A Cabinet-commissioned report has found that South Africa's courts are "doing a good job" in addressing cases that have an impact on the socio-economic conditions of citizens.
Justice Minister Michael Masutha on Friday announced the release of the report, following two years of research by a joint team comprising the department, the University of Fort Hare and the Human Sciences Research Council.
The research team assessed 43 landmark cases by both the Constitutional Court and Supreme Court of Appeal, covering wide-ranging issues of socio-economic rights.
"The report acknowledges that despite a number of landmark judgments confirming the State's obligation to take reasonable measures to ensure the progressive realisation of socio-economic rights, the apex courts always adopted a constrained approach when adjudicating on disputes involving those rights," Masutha said.
The findings showed that problems arose when implementing key court judgments, where other arms of government - such as the executive and legislature - struggled to enact the rulings.
Political will ultimately decided the fate of transformative judgments, the report reads.
Courts were not guilty of overreaching in these 43 cases either.
'The court knows what its role is'
The report comes in a climate where both the leader of Parliament, Speaker Baleka Mbete, and the ruling African National Congress have criticised recent judgments that reviewed the rationality of executive decisions.

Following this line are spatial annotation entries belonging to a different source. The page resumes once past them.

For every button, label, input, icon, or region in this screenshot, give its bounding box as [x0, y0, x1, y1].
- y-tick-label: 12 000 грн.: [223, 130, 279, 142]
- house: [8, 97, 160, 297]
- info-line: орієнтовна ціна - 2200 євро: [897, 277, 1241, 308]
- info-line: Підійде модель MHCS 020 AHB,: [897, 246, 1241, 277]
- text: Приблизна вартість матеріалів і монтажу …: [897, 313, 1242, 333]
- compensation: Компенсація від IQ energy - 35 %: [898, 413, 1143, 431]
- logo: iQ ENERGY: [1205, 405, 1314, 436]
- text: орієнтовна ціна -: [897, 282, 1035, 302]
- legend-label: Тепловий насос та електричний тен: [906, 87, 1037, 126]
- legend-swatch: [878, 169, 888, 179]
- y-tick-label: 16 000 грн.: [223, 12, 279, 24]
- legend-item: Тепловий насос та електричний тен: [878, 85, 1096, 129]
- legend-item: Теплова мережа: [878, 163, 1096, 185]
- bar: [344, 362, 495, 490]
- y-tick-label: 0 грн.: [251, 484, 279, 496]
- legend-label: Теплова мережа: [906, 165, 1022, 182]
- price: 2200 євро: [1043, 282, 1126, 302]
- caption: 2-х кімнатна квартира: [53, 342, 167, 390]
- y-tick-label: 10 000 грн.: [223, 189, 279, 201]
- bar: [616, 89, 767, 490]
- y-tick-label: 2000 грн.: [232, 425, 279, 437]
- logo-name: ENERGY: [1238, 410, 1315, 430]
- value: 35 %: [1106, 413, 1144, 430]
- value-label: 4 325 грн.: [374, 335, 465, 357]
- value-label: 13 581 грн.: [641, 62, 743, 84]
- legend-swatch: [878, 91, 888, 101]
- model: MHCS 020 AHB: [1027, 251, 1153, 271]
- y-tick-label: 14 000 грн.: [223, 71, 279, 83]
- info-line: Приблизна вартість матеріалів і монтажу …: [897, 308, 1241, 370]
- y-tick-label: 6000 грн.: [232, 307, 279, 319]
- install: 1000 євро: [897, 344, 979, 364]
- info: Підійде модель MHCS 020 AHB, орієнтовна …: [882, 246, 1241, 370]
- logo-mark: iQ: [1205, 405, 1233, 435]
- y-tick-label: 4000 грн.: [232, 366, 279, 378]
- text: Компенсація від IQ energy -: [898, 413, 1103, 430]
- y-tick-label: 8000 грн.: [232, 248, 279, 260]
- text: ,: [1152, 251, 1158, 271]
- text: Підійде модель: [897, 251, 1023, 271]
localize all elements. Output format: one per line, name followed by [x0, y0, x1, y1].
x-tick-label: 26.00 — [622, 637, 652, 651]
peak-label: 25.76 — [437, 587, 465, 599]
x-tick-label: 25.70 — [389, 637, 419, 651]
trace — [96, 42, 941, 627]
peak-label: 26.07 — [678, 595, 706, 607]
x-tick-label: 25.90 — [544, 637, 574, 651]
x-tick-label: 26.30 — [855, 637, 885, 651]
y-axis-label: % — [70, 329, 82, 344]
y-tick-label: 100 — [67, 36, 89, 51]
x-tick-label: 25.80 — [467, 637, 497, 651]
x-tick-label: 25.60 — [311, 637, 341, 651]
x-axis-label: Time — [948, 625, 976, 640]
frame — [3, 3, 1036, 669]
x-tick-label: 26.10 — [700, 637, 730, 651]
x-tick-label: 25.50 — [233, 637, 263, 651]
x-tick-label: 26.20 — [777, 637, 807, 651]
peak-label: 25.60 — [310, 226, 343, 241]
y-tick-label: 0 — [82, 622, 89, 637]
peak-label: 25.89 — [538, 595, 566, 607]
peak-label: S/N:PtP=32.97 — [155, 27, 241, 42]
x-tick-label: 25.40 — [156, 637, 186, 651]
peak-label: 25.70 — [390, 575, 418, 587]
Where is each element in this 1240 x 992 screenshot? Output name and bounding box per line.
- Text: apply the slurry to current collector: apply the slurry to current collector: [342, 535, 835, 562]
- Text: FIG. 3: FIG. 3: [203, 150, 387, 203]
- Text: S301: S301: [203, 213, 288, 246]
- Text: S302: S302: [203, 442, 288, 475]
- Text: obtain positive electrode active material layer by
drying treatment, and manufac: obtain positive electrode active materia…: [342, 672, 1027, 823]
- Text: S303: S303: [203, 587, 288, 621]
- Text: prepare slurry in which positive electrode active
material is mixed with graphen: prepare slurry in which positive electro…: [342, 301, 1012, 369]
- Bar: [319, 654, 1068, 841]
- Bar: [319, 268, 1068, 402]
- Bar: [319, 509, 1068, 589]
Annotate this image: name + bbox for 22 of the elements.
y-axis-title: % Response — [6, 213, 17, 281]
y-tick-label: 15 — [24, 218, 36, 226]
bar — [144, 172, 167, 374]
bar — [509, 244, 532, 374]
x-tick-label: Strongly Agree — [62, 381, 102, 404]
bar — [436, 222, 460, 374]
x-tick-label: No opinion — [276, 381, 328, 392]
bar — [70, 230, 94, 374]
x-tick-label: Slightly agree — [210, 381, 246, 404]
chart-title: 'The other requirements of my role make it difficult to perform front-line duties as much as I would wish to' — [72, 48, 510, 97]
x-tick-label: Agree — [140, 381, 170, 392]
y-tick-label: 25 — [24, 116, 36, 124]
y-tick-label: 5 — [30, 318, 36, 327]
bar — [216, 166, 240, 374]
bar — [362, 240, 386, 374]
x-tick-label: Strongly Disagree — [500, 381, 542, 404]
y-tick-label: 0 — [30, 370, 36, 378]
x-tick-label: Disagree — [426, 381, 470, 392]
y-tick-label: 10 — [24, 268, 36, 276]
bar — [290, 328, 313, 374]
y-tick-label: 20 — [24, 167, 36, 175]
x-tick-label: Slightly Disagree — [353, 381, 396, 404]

It did not, however, focus specifically on political or executive cases, but there was overlap and a pattern of behaviour in the 43 cases that showed judges understood their roles.
Lead researcher Professor Narnia Bohler-Muller said the report essentially showed that the "courts were doing a good job" when it came to upholding socio-economic rights, and that other spheres of government needed to improve implementation.
"The court knows what its role is within the separation of powers... and ensures it plays a very vital role that leaves issues of [action] and budgets to other branches of government."
Cabinet's rationale for approving the study was to see how the courts' judgments on those cases improved and transformed the advancement of socio-economic rights.
Masutha was pleased with the suggestions that there was a need to strengthen accountability, oversight and monitoring with regard to socio-economic rights across all sphere of governments.
There was also a need for judgments to have more clarity in some cases, for the purposes of implementation.
Masutha addressed early criticism levelled at Cabinet's commission in 2013, when it was feared the study was designed to infringe on the independence of the courts.
"The assessment was not about reviewing the judgment of the courts, but to look at the consequences of the said judgments on the people and the State."
Masutha also dispelled the notion that civil society was not allowed to criticise court decisions.
The executive and other branches did not have legal tools to review court decisions, but rather the system worked the other way around, and thus criticism of the courts was just that.